Кашин написал в ЦК донос, после которого Ситникова, а также секретаря по сельскому хозяйству Гонобоблева, меня (как партийного секретаря) и автора письма вызвали к Шки- рятову. Началась «проработка». Я был потрясен нелепостью обвинений и предвзятостью обсуждения. Пытался что-то объяснить, но Шкирятов прервал меня, сказав: «Помолчи, ты еще молод». Только потом я узнал, что все это было заранее подготовлено, Ситникова не любил Маленков, поскольку Ситников до нас работал в Ленинграде, а Маленков был вдохновителем «Ленинградского дела». Судя по словам Шки- рятова, все шло к тому, что Ситникова надо снимать с должности. Однако избежать такого исхода помог сам кляузник.
Когда Шкирятов заговорил о необходимости серьезных выводов, Кашин вскочил и в крикливом тоне заявил:
— Какие выводы? Надо немедленно их всех с работы снимать, из партии исключать! Надо помнить указания товарища Сталина о борьбе с троцкизмом!
Шкирятов не мог стерпеть подобного. Он посмотрел на Кашина и сказал:
— Ах, вот ты какой! ЦК хочешь учить уму-разуму!
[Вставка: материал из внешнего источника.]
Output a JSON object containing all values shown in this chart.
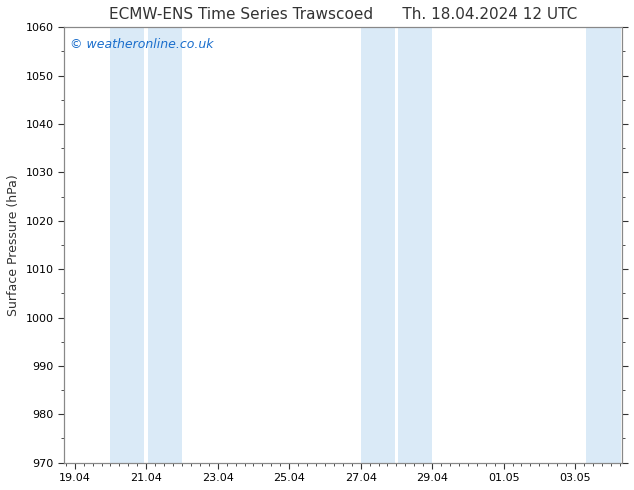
{
  "title_left": "ECMW-ENS Time Series Trawscoed",
  "title_right": "Th. 18.04.2024 12 UTC",
  "ylabel": "Surface Pressure (hPa)",
  "ylim": [
    970,
    1060
  ],
  "yticks": [
    970,
    980,
    990,
    1000,
    1010,
    1020,
    1030,
    1040,
    1050,
    1060
  ],
  "xtick_labels": [
    "19.04",
    "21.04",
    "23.04",
    "25.04",
    "27.04",
    "29.04",
    "01.05",
    "03.05"
  ],
  "xtick_positions": [
    0,
    2,
    4,
    6,
    8,
    10,
    12,
    14
  ],
  "xlim": [
    -0.3,
    15.3
  ],
  "bg_color": "#ffffff",
  "plot_bg_color": "#ffffff",
  "shaded_bands": [
    {
      "x_start": 1.0,
      "x_end": 1.95,
      "color": "#daeaf7"
    },
    {
      "x_start": 2.05,
      "x_end": 3.0,
      "color": "#daeaf7"
    },
    {
      "x_start": 8.0,
      "x_end": 8.95,
      "color": "#daeaf7"
    },
    {
      "x_start": 9.05,
      "x_end": 10.0,
      "color": "#daeaf7"
    },
    {
      "x_start": 14.3,
      "x_end": 15.3,
      "color": "#daeaf7"
    }
  ],
  "watermark_text": "© weatheronline.co.uk",
  "watermark_color": "#1a6ecc",
  "watermark_fontsize": 9,
  "title_fontsize": 11,
  "axis_label_fontsize": 9,
  "tick_fontsize": 8,
  "spine_color": "#888888",
  "tick_color": "#333333"
}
И, обращаясь к Ситникову, добавил:
— Как вы могли допустить, чтобы люди, не умеющие вести себя в ЦК, работали в партийном аппарате?
Вторая встреча со Шкирятовым была тоже достаточно нервной.
Вызвал меня новый первый секретарь обкома Владимир Лукьянов и сказал, что меня вызывают в КПК. Приехал в Москву, позвонил по телефону в приемную Шкирятова, как и было велено. Шкирятов встретил меня хмуро, начал с того, что в ЦК поступило письмо, в котором сообщается, что я не проявляю необходимой активности в борьбе с засильем «космополитов» в вузовских коллективах, особенно в медицинском институте. Начал упрекать в том, что я не понимаю линии партии и, как результат, способствую развитию космополитизма. Я мало что понял, лепетал что-то невразумительное, например, что в Ярославле космополитизм никак себя не проявляет.